Brasil, que desde 1999 deja que el mercado determine el valor del real, es un claro ejemplo del aprieto en el que se encuentran las economías emergentes. Con una tasa de crecimiento anual de 7% , el gigante sudamericano ya estaba atrayendo una enorme cantidad de inversión. Pero la tasa de interés a un día, conocida como Selic, se ubica en 10,75% y ha convertido al país en uno de los blancos principales del capital golondrina. Los inversionistas toman dinero prestado en países donde las tasas están casi en cero, como EE.UU. y Japón, lo depositan en países como Brasil donde las tasas son altas y se embolsan la diferencia. Esta operación, llamada carry-trade, ayuda a explicar el alza de casi 35% del real frente al dólar en lo que va del año.

La opción más fácil que tendría Brasil para reducir la presión especulativa sería reducir las tasas de interés. Pero el creciente déficit fiscal, una deuda que llega a 60% del Producto Interno Bruto y las constantes preocupaciones de un brote inflacionario significan que Brasil necesita las altas tasas para atraer fondos y pagar sus cuentas.
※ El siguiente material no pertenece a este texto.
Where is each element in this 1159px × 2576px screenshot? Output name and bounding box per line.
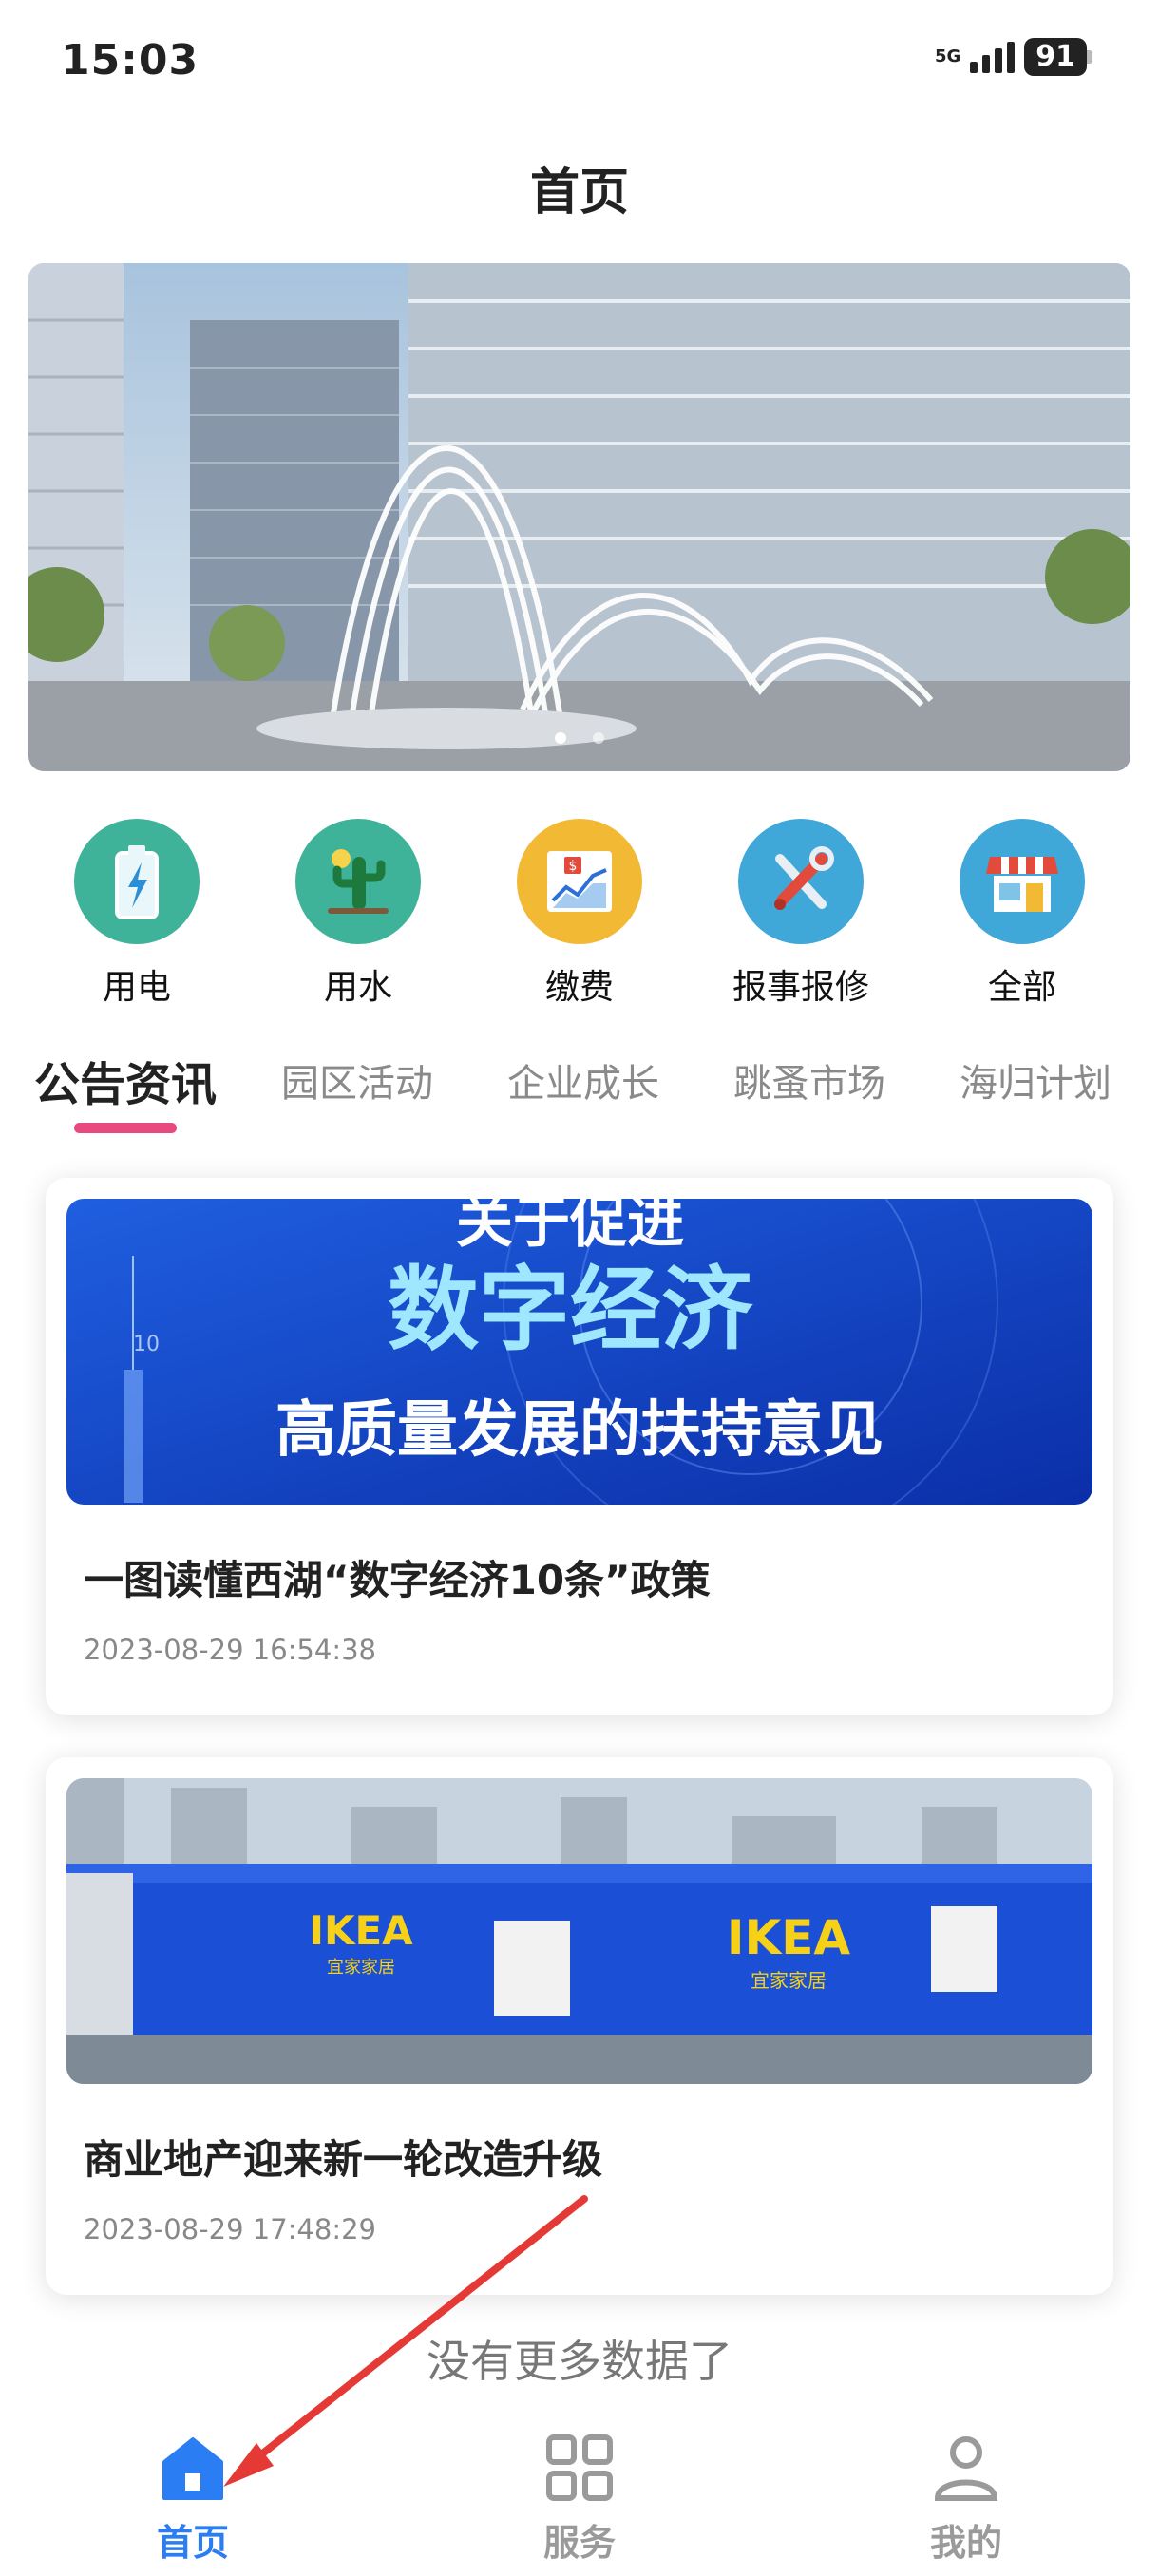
tab-park-activities[interactable]: 园区活动 — [281, 1052, 433, 1108]
news-image-line1: 关于促进 — [456, 1199, 684, 1256]
news-title: 商业地产迎来新一轮改造升级 — [84, 2136, 603, 2183]
nav-label: 我的 — [929, 2522, 1002, 2564]
repair-tools-icon — [738, 819, 864, 944]
nav-label: 首页 — [156, 2522, 229, 2564]
news-time: 2023-08-29 17:48:29 — [84, 2213, 376, 2245]
tab-announcements[interactable]: 公告资讯 — [34, 1047, 217, 1113]
battery-icon: 91 — [1024, 38, 1092, 76]
quick-action-payment[interactable]: $ 缴费 — [484, 819, 674, 1009]
svg-text:$: $ — [569, 859, 578, 874]
news-image: 10 关于促进 数字经济 高质量发展的扶持意见 — [66, 1199, 1092, 1505]
battery-charging-icon — [74, 819, 200, 944]
quick-action-label: 用电 — [102, 968, 171, 1007]
svg-text:10: 10 — [133, 1333, 160, 1356]
banner-image[interactable] — [28, 263, 1130, 771]
news-title: 一图读懂西湖“数字经济10条”政策 — [84, 1557, 711, 1603]
battery-level: 91 — [1024, 38, 1087, 76]
quick-action-label: 缴费 — [544, 968, 614, 1007]
news-image-line3: 高质量发展的扶持意见 — [276, 1395, 884, 1466]
tab-enterprise-growth[interactable]: 企业成长 — [507, 1052, 659, 1108]
cactus-icon — [295, 819, 421, 944]
news-card[interactable]: 10 关于促进 数字经济 高质量发展的扶持意见 一图读懂西湖“数字经济10条”政… — [46, 1178, 1113, 1715]
nav-home[interactable]: 首页 — [98, 2432, 288, 2566]
news-card[interactable]: IKEA 宜家家居 IKEA 宜家家居 商业地产迎来新一轮改造升级 2023-0… — [46, 1757, 1113, 2295]
active-tab-indicator — [74, 1123, 177, 1133]
grid-icon — [543, 2432, 616, 2504]
ikea-sign-right: IKEA — [727, 1910, 851, 1965]
quick-action-repair[interactable]: 报事报修 — [706, 819, 896, 1009]
nav-services[interactable]: 服务 — [484, 2432, 674, 2566]
news-time: 2023-08-29 16:54:38 — [84, 1634, 376, 1666]
nav-profile[interactable]: 我的 — [871, 2432, 1061, 2566]
ikea-sign-right-sub: 宜家家居 — [750, 1969, 826, 1992]
quick-action-label: 报事报修 — [732, 968, 869, 1007]
page-title: 首页 — [529, 164, 629, 221]
news-image-line2: 数字经济 — [388, 1257, 753, 1363]
quick-actions: 用电 用水 $ 缴费 报事报修 全部 — [0, 819, 1159, 1009]
signal-icon — [970, 41, 1016, 73]
quick-action-water[interactable]: 用水 — [263, 819, 453, 1009]
list-end-text: 没有更多数据了 — [427, 2336, 732, 2387]
tab-flea-market[interactable]: 跳蚤市场 — [733, 1052, 885, 1108]
category-tabs: 公告资讯 园区活动 企业成长 跳蚤市场 海归计划 — [0, 1045, 1159, 1140]
user-icon — [930, 2432, 1002, 2504]
store-icon — [960, 819, 1085, 944]
status-bar: 15:03 5G 91 — [0, 0, 1159, 123]
quick-action-all[interactable]: 全部 — [927, 819, 1117, 1009]
ikea-sign-left: IKEA — [309, 1907, 413, 1954]
ikea-sign-left-sub: 宜家家居 — [327, 1958, 395, 1978]
nav-label: 服务 — [542, 2522, 616, 2564]
tab-returnee-plan[interactable]: 海归计划 — [960, 1052, 1112, 1108]
bottom-navigation: 首页 服务 我的 — [0, 2413, 1159, 2576]
status-indicators: 5G 91 — [935, 38, 1092, 76]
quick-action-label: 用水 — [323, 968, 392, 1007]
network-type: 5G — [934, 47, 961, 66]
status-time: 15:03 — [61, 36, 200, 85]
quick-action-label: 全部 — [987, 968, 1056, 1007]
payment-chart-icon: $ — [517, 819, 642, 944]
home-icon — [157, 2432, 229, 2504]
news-image: IKEA 宜家家居 IKEA 宜家家居 — [66, 1778, 1092, 2084]
quick-action-electricity[interactable]: 用电 — [42, 819, 232, 1009]
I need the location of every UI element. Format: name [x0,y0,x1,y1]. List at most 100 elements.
Los controles de capital han atenuado el alza del real, pero han tenido efectos colaterales, puesto que los inversionistas han exigido retornos más altos para prestar.

La combinación de políticas cambiarias ha generado preocupación de que la cooperación global que imperó tras la crisis financiera haya sido sustituida por la búsqueda del interés propio. "Se necesita una acción urgente para detener la perturbadora tendencia a medidas unilaterales en los temas macroeconómicos, comerciales y cambiarios", dijo en un comunicado Charles Dallara, director gerente del Instituto de Finanzas Internacionales.